In a ruling released Thursday, the high court said it would not hear an appeal by the phone companies that were trying to have the suit thrown out. Lower courts had allowed the lawsuit to proceed. The Supreme Court gave no reason for its decision not to hear the case.
The ruling means the suit will be handed back to a lower court to be heard.
Units of the three big phone companies — Bell, Rogers and Telus —are named as defendants, along with a number of smaller players, including SaskTel, MTS Allstream and Bell Aliant.
"We appealed this because we believe the case was not properly presented to the courts as a class action," Telus said in a statement.
"The appeal was a procedural process, and there's been no finding on the merits of the case itself. We are confident the case is without merit and baseless, at least as it related to Telus."
The suit was launched in 2004 and was first certified by a Saskatchewan court in 2007.
It alleges that Canadians have been misled by the carriers into thinking the access fee — typically between $6.95 and $8.95 a month — was a tax by the government or the Canadian Radio-television and Telecommunications Commission, when in fact it was simply extra revenue for cellphone companies.

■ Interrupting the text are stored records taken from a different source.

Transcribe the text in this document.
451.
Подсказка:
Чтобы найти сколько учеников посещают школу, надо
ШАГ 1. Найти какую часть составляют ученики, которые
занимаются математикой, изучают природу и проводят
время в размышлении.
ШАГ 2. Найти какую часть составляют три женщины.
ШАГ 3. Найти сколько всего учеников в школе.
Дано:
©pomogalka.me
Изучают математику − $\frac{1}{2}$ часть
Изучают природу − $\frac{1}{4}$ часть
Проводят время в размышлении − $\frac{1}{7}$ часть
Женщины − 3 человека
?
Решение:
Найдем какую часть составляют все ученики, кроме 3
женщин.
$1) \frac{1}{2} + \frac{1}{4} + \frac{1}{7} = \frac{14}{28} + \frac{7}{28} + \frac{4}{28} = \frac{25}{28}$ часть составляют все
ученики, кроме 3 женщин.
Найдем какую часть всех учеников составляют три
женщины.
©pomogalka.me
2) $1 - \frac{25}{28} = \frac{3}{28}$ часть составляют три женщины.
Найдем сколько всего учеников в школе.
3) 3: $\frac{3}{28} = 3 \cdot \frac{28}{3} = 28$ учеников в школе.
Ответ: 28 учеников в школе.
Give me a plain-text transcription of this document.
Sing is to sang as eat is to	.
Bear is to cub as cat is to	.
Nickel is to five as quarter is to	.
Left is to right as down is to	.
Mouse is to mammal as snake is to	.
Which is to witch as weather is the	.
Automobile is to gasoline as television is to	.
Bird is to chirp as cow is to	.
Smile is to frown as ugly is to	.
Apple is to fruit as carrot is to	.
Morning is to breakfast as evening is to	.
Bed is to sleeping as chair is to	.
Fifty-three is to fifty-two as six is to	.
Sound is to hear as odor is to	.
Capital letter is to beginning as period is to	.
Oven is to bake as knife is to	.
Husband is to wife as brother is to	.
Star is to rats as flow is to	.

The suit was filed on behalf of more than 14 million monthly cellphone subscribers, or nearly half the country's population, and seeks the return of an estimated $12 billion, plus interest charges. That would result in a total claim of about $19 billion, or about $600 to $700 per customer.
Many companies have since phased out system access fees. But the suit is seeking damages to compensate customers for paying those access fees many years ago.